To Address Risks, NCUA Board Chairman Suggests Questions for Management
ALEXANDRIA, Va. (Jan. 22, 2015) – Credit union volunteers helped guide their institutions through the financial crisis, and now they should work with management to address future risks, National Credit Union Administration Board Chairman Debbie Matz said today.
“You are the first line of defense against potential losses,” Matz said. “Engaged volunteers have led credit unions diligently, from recession through recovery. You have turned unprecedented challenges into enduring opportunities. With the financial crisis behind us, we need to discuss the challenges ahead, including interest-rate risk, cybersecurity and the need for credit unions to hold adequate capital.”
Matz spoke to participants attending the annual Volunteer Leadership Institute. She discussed the looming challenges of interest rate risk and cybersecurity. She also posed questions about risk planning for volunteer directors to ask credit union management.
Interest Rate Risk Warnings
Matz said the interest rate risk for the credit union system is now higher than it was before the crisis. Net long-term assets have risen from 25 percent of all assets 10 years ago to 35 percent today. With the most recent rise in long-term interest rates, Matz said, credit unions saw a $5 billion negative swing as unrealized gains became unrealized losses, possibly foreshadowing actual losses if future rate hikes compress interest margins.

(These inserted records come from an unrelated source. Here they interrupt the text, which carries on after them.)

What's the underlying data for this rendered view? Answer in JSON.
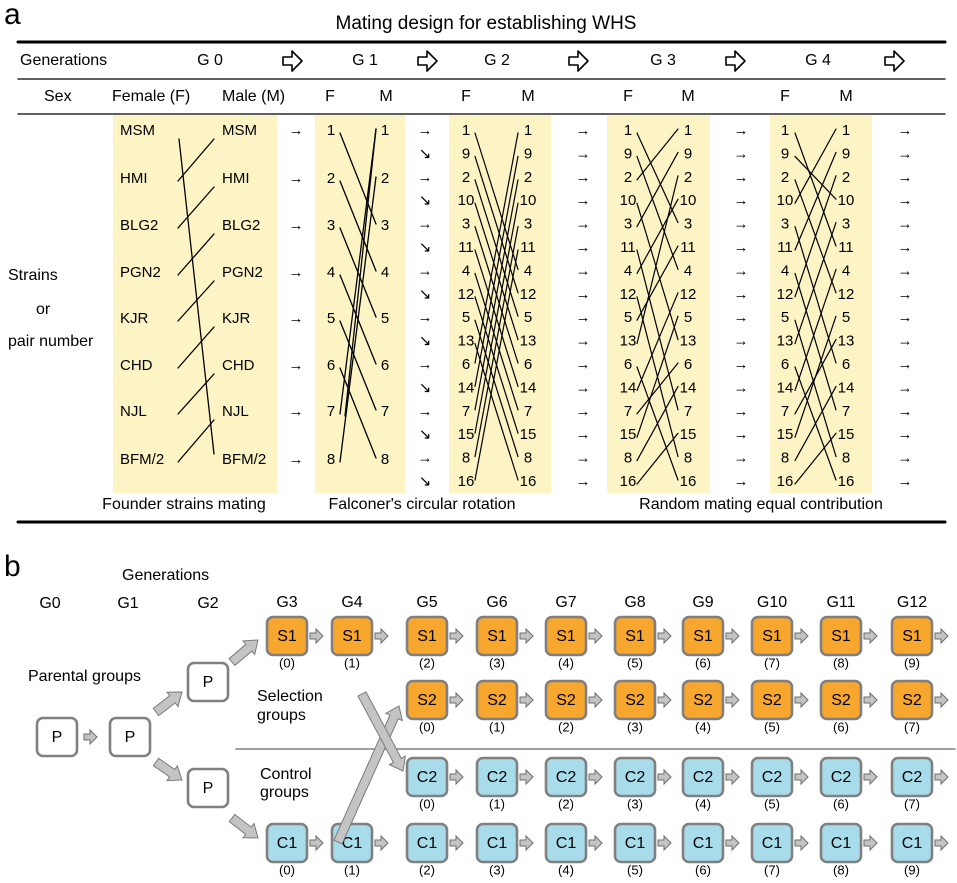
{
  "panel_a": {
    "letter": "a",
    "title": "Mating design for establishing WHS",
    "header": {
      "generations_label": "Generations",
      "generation_names": [
        "G 0",
        "G 1",
        "G 2",
        "G 3",
        "G 4"
      ],
      "sex_label": "Sex",
      "female_label": "Female (F)",
      "male_label": "Male (M)",
      "f_label": "F",
      "m_label": "M"
    },
    "row_label_lines": [
      "Strains",
      "or",
      "pair number"
    ],
    "strains": [
      "MSM",
      "HMI",
      "BLG2",
      "PGN2",
      "KJR",
      "CHD",
      "NJL",
      "BFM/2"
    ],
    "g1_numbers": [
      "1",
      "2",
      "3",
      "4",
      "5",
      "6",
      "7",
      "8"
    ],
    "pair_numbers": [
      "1",
      "9",
      "2",
      "10",
      "3",
      "11",
      "4",
      "12",
      "5",
      "13",
      "6",
      "14",
      "7",
      "15",
      "8",
      "16"
    ],
    "captions": [
      "Founder strains mating",
      "Falconer's circular rotation",
      "Random mating equal contribution"
    ],
    "arrow_glyph": "→",
    "diag_arrow_glyph": "↘",
    "highlight_color": "#fcf4c4"
  },
  "panel_b": {
    "letter": "b",
    "generations_label": "Generations",
    "generations": [
      "G0",
      "G1",
      "G2",
      "G3",
      "G4",
      "G5",
      "G6",
      "G7",
      "G8",
      "G9",
      "G10",
      "G11",
      "G12"
    ],
    "parental_label": "Parental groups",
    "selection_label_lines": [
      "Selection",
      "groups"
    ],
    "control_label_lines": [
      "Control",
      "groups"
    ],
    "p_label": "P",
    "rows": [
      {
        "name": "S1",
        "color": "#f7a62e",
        "counts": [
          "(0)",
          "(1)",
          "(2)",
          "(3)",
          "(4)",
          "(5)",
          "(6)",
          "(7)",
          "(8)",
          "(9)"
        ]
      },
      {
        "name": "S2",
        "color": "#f7a62e",
        "counts": [
          "(0)",
          "(1)",
          "(2)",
          "(3)",
          "(4)",
          "(5)",
          "(6)",
          "(7)"
        ]
      },
      {
        "name": "C2",
        "color": "#a8dcea",
        "counts": [
          "(0)",
          "(1)",
          "(2)",
          "(3)",
          "(4)",
          "(5)",
          "(6)",
          "(7)"
        ]
      },
      {
        "name": "C1",
        "color": "#a8dcea",
        "counts": [
          "(0)",
          "(1)",
          "(2)",
          "(3)",
          "(4)",
          "(5)",
          "(6)",
          "(7)",
          "(8)",
          "(9)"
        ]
      }
    ],
    "box_border_color": "#808080",
    "arrow_color": "#c4c4c4"
  }
}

NCUA maintains an interest rate risk resource page with more information for credit unions.
Matz encouraged volunteer directors to use that information and ask management questions about interest rate risk exposure, including:
- How is management measuring a credit union’s interest rate risk exposure?
- What has management learned from shock testing?
- Should a credit union change its balance sheet, product pricing or investment strategy to avoid excessive interest rate risk?
- How should the credit union’s interest rate risk policy be updated to reflect the Fed’s new interest rate forecast?
- What internal controls ensure the credit union will follow the board’s interest rate risk policy?
Cyber threats are likewise growing at an alarming rate, Matz said, as the number, variety and sophistication of fraudsters and terrorists increases. She said hackers could break into and use a vulnerable credit union as an entry point into the larger financial system.
NCUA examiners will expect credit unions to put mitigation controls into place to better detect, protect against and recover from cyberattacks. Matz encouraged credit union volunteers to tap into NCUA’s online cybersecurity resources and to ask management questions like:
- What are the potential vulnerabilities of hackers using the credit union as an entry point to gain access to larger interconnected systems?
- Has staff done due diligence to evaluate the cybersecurity of every vendor and every payment system with which the credit union has a digital relationship?
- How could the national cybersecurity standards in the NIST framework help further protect a credit union and its members?
- How should the credit union consider changing its cybersecurity protocols, based on guidance from the Federal Financial Institutions Examination Council?
Revised Proposed Rule on Risk-Based Capital
Matz also reviewed changes in NCUA’s revised proposed risk-based capital rule. She said updating the rule was driven by two factors.
“First, it’s required by law,” Matz said. “Second, it’s good public policy. The Federal Credit Union Act requires NCUA to update its risk-based capital standards to be comparable with federal banking agencies. We also need to fix the problem of inadequate capital in high-risk outliers in the credit union system. A modern rule would have helped more credit unions avoid failure and reduced losses to the Share Insurance Fund, which your credit unions all had to pay.”
In designing the revised proposed rule, Matz said, NCUA listened carefully to credit unions’ concerns in reviewing the 2,056 comment letters the agency received after initially proposing a rule change in January 2014. Some of the major changes in the revised proposed rule include exempting more credit unions, extending the implementation timeframe, significantly revising the risk weights, lowering the well-capitalized threshold and removing interest rate risk.
NCUA estimates that the revised proposed rule would require only 27 credit unions to hold more capital based on their higher risks. NCUA has posted more information about the rule on its Proposed Risk-Based Capital Rule Resources
NCUA is the independent federal agency created by the U.S. Congress to regulate, charter and supervise federal credit unions. With the backing of the full faith and credit of the United States, NCUA operates and manages the National Credit Union Share
Insurance Fund, insuring the deposits of account holders in all federal credit unions and the overwhelming majority of
state-chartered credit unions. At MyCreditUnion.gov, NCUA also educates the public on consumer protection and financial literacy issues.